One of my favourite writers is Georg Christoph Lichenberg (1742-1799) to whose aphorisms I turn to when I need some light (though not trivial) mental relief. I list some of my favourites below (his ascerbic tone bound to upset several constituencies), culled from his notebooks and translated by the great Reg Hollingdale in Aphorisms published by Penguin (1990).

NOTEBOOK B:

#50 How did you enjoy yourself with these people? Answer: very much, almost as much as I do when alone.

#57 It is a fault which the merely clever writer has in common with the downright bad one that he commonly fails to illuminate his actual subject but employs it only to show off. We get to know the writer but nothing else . . .

NOTEBOOK F:

#80 There are fanatics without ability, and then they are really dangerous people.

#84 There exists a species of transcendental ventriloquism by means of which men can be made to believe that something said on earth comes from Heaven.

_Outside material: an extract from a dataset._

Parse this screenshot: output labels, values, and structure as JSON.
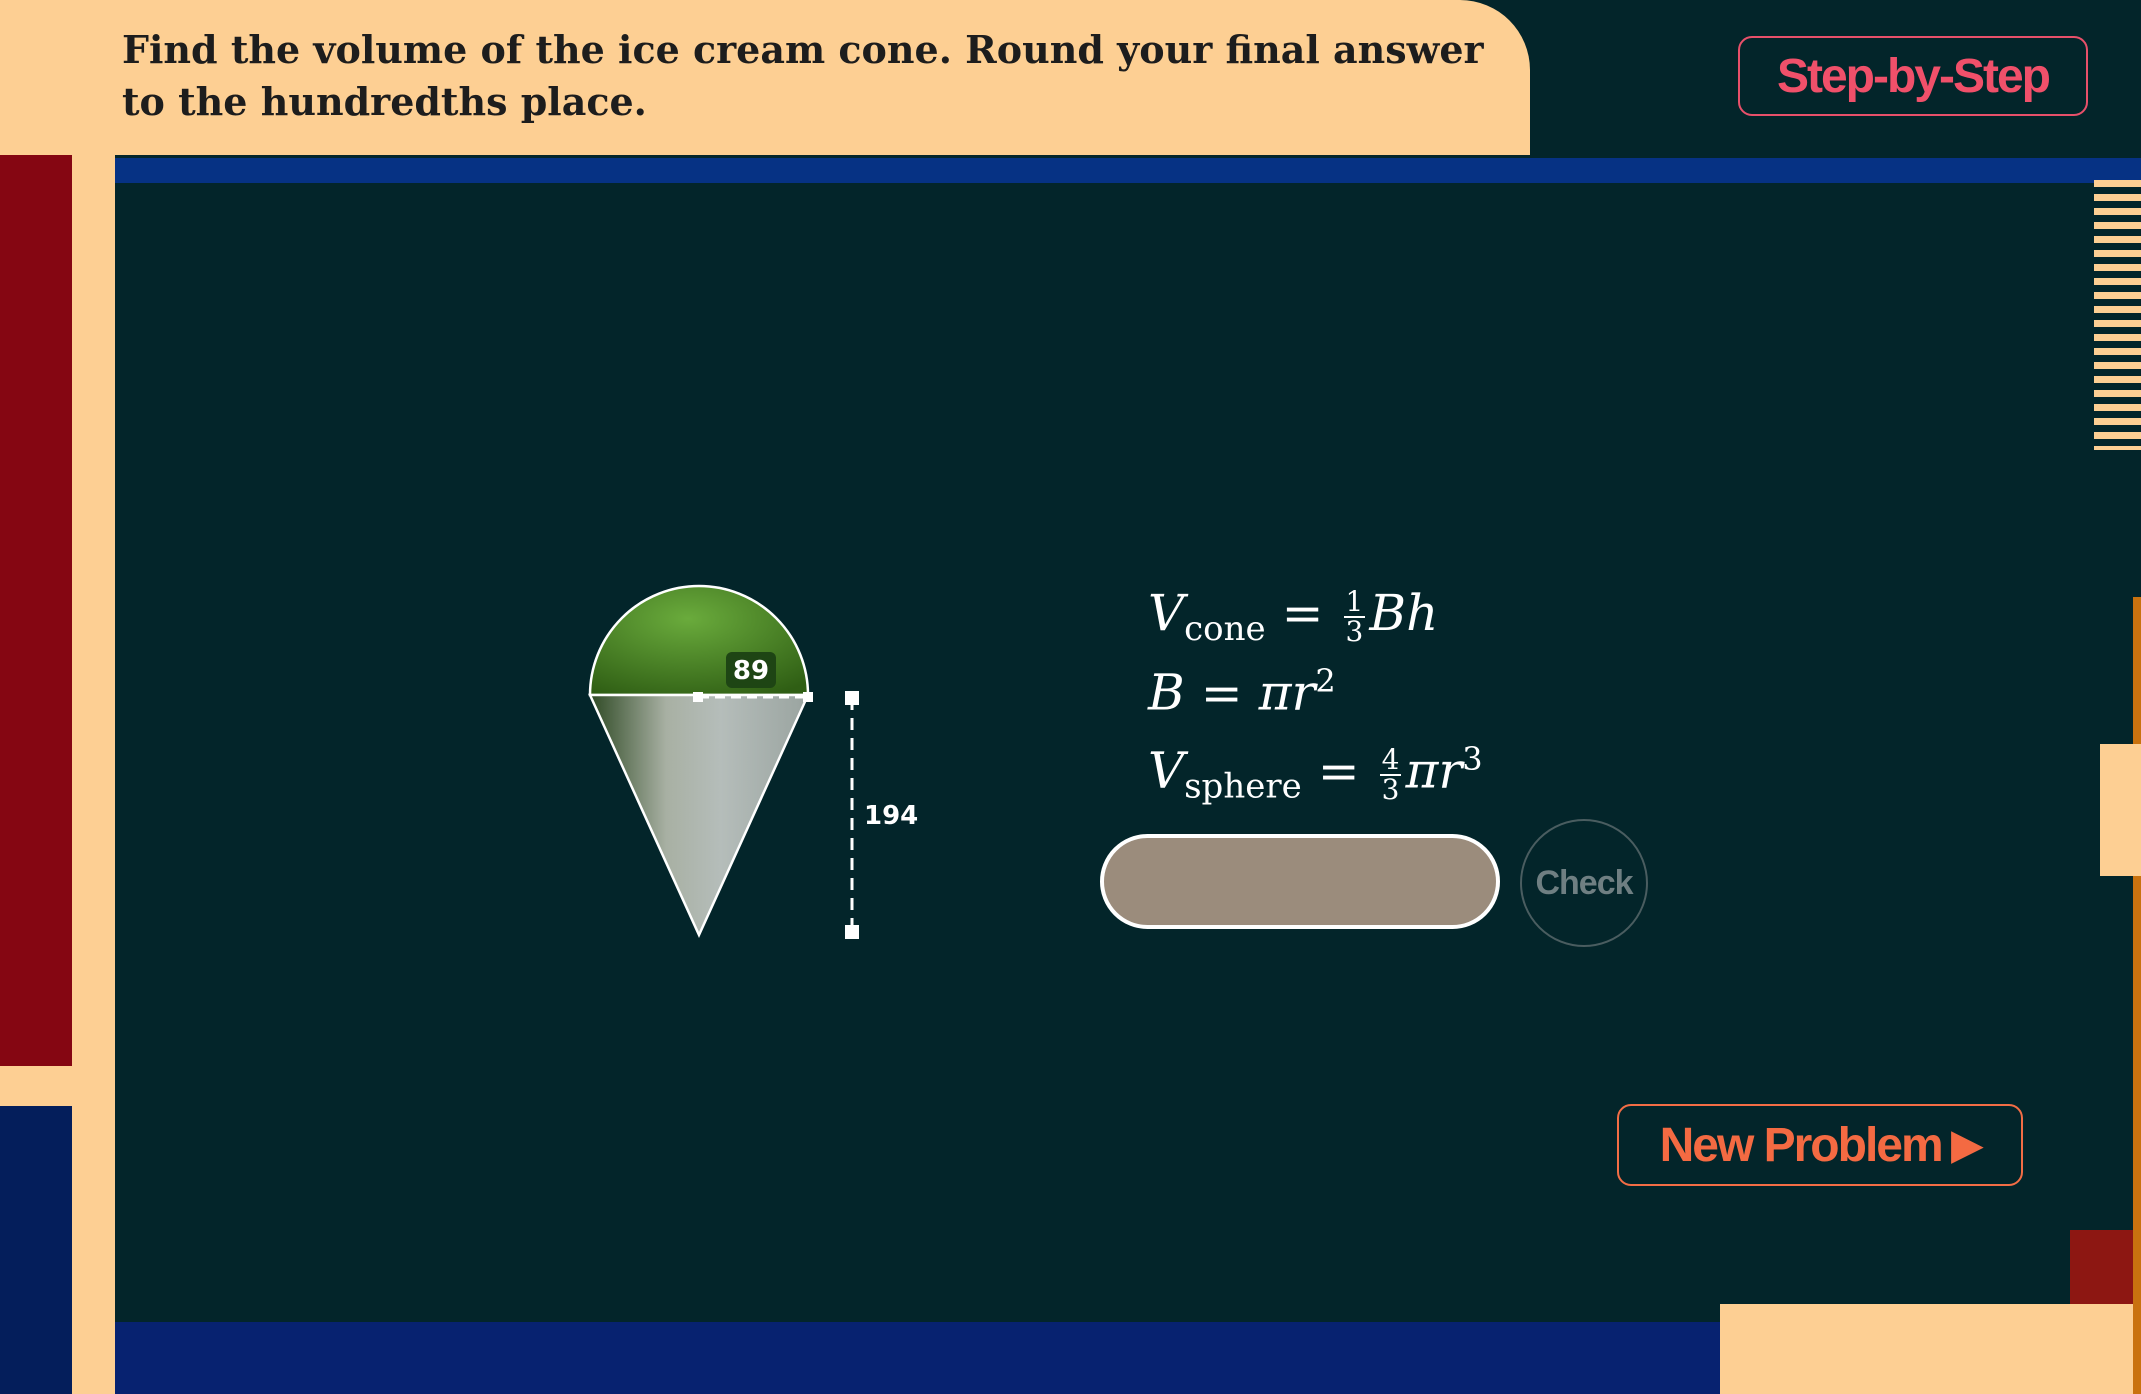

#88 Much can be inferred about a man from his mistress: in her one beholds his weaknesses and his dreams . . .

#97 It is just as easy to dream without sleeping as it is to sleep without dreaming.

#117 A pure heart and a clean shirt. (A pure heart is an excellent thing, and so is a clean shirt.)

#144 Much reading has brought upon us a learned barbarism.

NOTEBOOK G:

#30 To err is human in so far as animals seldom or never err, or at least only the cleverest of them do so.

NOTEBOOK J:

#19 I forget most of what I have read, just as I do most of what I have eaten, but I know that both contribute no less to the conservation of my mind and my body on that account.

#30 The true function of the writer in relation to mankind is continually to say what most people think or feel without realizing it. Mediocre writers say only what everyone would have said . . .

#33 Enlightenment in all classes of society really consists in correctly grasping what our essential needs are.

#87 He had learned to play a couple of little pieces on the keyboard of metaphysics.

#92 Most propagators of a faith defend their propositions, not because they are convinced of their truth, but because they once asserted they were true.

NOTEBOOK K:

#74 The only fault one can impute to genuinely fine writings is that they are usually the cause of very bad or mediocre ones.

NOTEBOOK L:

#97 Is our conception of God anything more than personified incomprehensibility?